От Эбби Мей и Эдни Чейни у меня осталось общее впечатление «мешковатости» — свободные жакеты поверх свободных поясов, выбивающиеся пряди волос, фигуры, казавшиеся одинаковыми по ширине от шеи до низу. Обе женщины были абсолютно равнодушны к деталям своего внешнего вида, но при этом они были великолепными труженицами и ключевыми вдохновительницами Женского клуба Новой Англии. Говорили, что именно разногласия между Эбби Мей и Кейт Ганнетт Уэллс, претендовавшими на пост президента клуба, положили начало антисуфражистскому движению в Бостоне. Эбби Мей была избрана президентом, и все суфражистки голосовали за нее. Впоследствии Кейт Ганнетт Уэллс развернула свою антисуфражистскую кампанию. Миссис Уэллс была первой антисуфражисткой, которую я встретила в этой стране. До нее были миссис Дальгрен, жена адмирала Дальгрена, и миссис Уильям Текумсе Шерман. Однажды Элизабет Кэди Стэнтон вызвала миссис Дальгрен на дебаты о женском избирательном праве, и в свете последующих событий ответ миссис Дальгрен выглядит забавно. Она отклонила вызов, пояснив, что появление антисуфражисток на публичной трибуне станет прямым нарушением принципа, который они отстаивали — а именно защиты женской скромности! Вспоминаю это и нынешнюю суетливую активность антисуфражисток, нельзя не почувствовать, что они либо изменили своему принципу, либо расширили свои взгляды. К Джулии Уорд Хау я питала огромное восхищение; но, хотя с начала и до конца я много общалась с ней, мне казалось, что я так по-настоящему и не узнала ее. Она была женщиной широчайшей культуры, интересовавшейся каждым прогрессивным движением. Всем своим большим сердцем она старалась быть демократкой, но в самой глубине души оставалась аристократкой, и, несмотря на ее чудесную работу на благо других, она жила в великолепной изоляции. Однажды, когда я зашла к ней в гости, я застала ее отдыхающей за чтением греческих текстов, и она со смехом призналась, что пользуется латинской шпаргалкой-пони, добавив, что начинает «ржаветь». Она казалась немного смущенной тем, что ее поймали с этой шпаргалкой, но ее, должно быть, успокоило мое жизнерадостное признание в том, что если я попытаюсь читать по-латыни или по-гречески, мне понадобится английский пони.

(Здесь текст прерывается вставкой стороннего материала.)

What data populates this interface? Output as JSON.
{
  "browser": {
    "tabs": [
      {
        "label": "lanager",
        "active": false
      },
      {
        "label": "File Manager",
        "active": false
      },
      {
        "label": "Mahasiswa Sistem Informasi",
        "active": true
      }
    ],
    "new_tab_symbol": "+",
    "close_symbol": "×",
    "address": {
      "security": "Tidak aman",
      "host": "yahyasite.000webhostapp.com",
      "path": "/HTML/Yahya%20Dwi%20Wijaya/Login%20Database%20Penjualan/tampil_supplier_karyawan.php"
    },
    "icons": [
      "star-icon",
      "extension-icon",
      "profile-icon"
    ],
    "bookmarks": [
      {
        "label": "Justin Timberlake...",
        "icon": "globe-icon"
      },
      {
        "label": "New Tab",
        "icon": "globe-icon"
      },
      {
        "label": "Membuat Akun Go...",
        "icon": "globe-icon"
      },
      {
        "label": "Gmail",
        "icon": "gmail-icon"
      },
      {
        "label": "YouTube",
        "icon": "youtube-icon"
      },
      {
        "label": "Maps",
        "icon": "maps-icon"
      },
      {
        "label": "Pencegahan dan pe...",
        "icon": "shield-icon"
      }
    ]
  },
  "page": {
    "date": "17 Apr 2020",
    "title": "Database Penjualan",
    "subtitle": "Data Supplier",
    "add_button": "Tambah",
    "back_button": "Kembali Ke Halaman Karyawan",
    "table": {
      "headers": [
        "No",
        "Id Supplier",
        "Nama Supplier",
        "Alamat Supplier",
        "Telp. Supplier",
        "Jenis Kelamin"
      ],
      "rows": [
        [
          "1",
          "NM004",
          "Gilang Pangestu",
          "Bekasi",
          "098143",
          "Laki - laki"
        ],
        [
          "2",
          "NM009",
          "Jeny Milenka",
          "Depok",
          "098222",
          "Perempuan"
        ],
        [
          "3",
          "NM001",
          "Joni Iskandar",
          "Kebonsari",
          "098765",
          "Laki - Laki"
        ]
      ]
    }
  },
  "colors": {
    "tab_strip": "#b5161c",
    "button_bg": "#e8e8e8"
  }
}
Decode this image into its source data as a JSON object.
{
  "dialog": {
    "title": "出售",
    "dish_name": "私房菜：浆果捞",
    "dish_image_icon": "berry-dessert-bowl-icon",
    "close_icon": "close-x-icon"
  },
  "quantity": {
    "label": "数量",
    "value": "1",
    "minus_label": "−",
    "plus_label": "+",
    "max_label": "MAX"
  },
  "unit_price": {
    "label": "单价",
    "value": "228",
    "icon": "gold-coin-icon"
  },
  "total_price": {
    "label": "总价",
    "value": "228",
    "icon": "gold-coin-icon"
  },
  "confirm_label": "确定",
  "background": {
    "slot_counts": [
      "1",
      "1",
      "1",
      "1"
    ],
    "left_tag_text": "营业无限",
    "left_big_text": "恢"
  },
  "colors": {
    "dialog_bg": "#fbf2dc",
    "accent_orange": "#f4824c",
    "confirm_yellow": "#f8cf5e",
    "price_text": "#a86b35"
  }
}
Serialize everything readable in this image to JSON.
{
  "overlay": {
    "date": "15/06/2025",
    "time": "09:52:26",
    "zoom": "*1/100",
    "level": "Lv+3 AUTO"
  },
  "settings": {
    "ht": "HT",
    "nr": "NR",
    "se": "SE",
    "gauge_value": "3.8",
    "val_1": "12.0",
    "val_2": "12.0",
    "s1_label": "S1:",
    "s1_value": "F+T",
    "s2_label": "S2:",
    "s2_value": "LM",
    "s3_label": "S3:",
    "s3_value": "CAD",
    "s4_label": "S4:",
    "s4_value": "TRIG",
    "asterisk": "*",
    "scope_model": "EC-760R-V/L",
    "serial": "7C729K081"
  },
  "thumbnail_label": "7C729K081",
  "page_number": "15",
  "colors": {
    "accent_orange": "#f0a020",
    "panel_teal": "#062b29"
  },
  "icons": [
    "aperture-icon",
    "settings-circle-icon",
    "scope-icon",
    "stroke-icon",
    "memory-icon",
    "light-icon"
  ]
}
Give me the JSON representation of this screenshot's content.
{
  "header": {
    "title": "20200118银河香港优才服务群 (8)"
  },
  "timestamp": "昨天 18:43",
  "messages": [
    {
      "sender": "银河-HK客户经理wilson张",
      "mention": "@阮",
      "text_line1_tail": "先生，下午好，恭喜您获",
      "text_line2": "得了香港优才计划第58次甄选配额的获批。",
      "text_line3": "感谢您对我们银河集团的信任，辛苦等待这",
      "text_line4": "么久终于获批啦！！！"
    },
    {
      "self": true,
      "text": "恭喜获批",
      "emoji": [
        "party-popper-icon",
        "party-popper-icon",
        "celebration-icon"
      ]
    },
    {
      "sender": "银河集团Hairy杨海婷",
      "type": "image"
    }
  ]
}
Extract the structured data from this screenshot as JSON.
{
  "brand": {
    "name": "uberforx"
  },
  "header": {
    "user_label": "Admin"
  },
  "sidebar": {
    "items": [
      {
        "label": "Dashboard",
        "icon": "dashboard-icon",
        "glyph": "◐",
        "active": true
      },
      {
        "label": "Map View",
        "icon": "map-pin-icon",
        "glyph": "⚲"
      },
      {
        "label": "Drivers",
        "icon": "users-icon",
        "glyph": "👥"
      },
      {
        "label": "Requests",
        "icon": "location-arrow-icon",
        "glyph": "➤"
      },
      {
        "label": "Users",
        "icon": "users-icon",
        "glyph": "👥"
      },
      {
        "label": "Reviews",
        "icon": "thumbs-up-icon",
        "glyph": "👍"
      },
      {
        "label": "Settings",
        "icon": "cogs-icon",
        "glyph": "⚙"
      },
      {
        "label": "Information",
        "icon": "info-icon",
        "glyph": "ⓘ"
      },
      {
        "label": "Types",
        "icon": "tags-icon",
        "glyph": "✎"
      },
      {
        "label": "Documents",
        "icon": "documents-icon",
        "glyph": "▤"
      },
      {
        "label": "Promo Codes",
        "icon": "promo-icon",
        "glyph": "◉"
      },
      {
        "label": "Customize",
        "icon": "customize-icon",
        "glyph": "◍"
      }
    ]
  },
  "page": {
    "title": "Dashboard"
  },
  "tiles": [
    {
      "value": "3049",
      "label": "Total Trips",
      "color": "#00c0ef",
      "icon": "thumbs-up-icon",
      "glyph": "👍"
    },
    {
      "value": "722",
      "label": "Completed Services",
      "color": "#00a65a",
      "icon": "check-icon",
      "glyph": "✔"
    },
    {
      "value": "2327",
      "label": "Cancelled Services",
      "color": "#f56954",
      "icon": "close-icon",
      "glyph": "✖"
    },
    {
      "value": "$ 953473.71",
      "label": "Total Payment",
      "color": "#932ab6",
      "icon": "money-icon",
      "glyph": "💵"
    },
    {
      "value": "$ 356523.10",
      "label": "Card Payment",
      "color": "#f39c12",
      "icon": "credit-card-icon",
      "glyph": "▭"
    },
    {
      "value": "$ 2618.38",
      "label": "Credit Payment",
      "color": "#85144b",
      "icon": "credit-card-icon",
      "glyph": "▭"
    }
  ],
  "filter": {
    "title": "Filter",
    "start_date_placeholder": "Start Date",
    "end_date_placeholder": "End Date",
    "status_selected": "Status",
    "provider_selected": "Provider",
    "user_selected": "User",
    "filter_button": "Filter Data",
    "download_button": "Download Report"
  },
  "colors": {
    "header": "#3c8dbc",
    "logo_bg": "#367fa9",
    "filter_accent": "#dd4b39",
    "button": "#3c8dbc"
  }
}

С Фрэнсис Е. Уиллард, которая часто приезжала в Бостон, я много общалась, и вскоре мы тесно сошлись в работе. В начале нашей дружбы по предложению мисс Уиллард мы заключили соглашение: раз в неделю каждая из нас будет указывать другой на ее самые серьезные недостатки, помогая тем самым исправить их; но мы обе были слишком здравомыслящими людьми, чтобы заниматься подобным, и этот проект вскоре умер естественной смертью. Ближе всего к выполнению этого плана я подошла, когда предупредила мисс Уиллард, что она постоянно пренебрегает всеми законами личной гигиены. Она никогда не отдыхала, казалось, почти не спала, и за столом ей приходилось напоминать, что она здесь для того, чтобы принимать пищу. Она всегда была поглощена каким-нибудь великим делом и не замечала ничего вокруг. Я не знала другой женщины, которая умела бы так завладеть аудиторией и увлечь ее за собой, как она. Она была чрезвычайно эмоциональна и увлекала за собой других силой эмоций, а не логики; при этом она меньше всего задумывалась о своем физическом существовании среди всех людей, которых я знала, за исключением Сьюзен Б. Энтони. Подобно «тетушке Сьюзан», мисс Уиллард не обращала внимания ни на холод, ни на жару, ни на голод, ни на лишения, ни на усталость. В своем отношении к таким мелочам обе женщины были бесплотными духами.
Еще одной женщиной, делавшей потрясающую работу в то время, была миссис Куинси Шоу, которая незадолго до этого открыла дневные ясли для ухода за детьми из трущоб, чьи матери работали по найму. Эти ясли были новшеством для Бостона, как и созданная ею система детских садов. Я видела результаты ее труда в жизнях людей, и это укрепило мое крепнущее убеждение в том, что для бедняков мало что можно сделать в духовном или образовательном плане, пока им не будет обеспечен определенный уровень физического комфорта и пока больше времени не станет уделяться проблеме профилактики. Действительно, чем больше я изучала экономические вопросы, тем сильнее ощущала, что позиция большинства филантропов сродни позиции людей, стоящих у подножия обрыва и подбирающих тех, кто сорвался вниз, пытаясь их исцелить, вместо того чтобы охранять вершину и не давать им падать.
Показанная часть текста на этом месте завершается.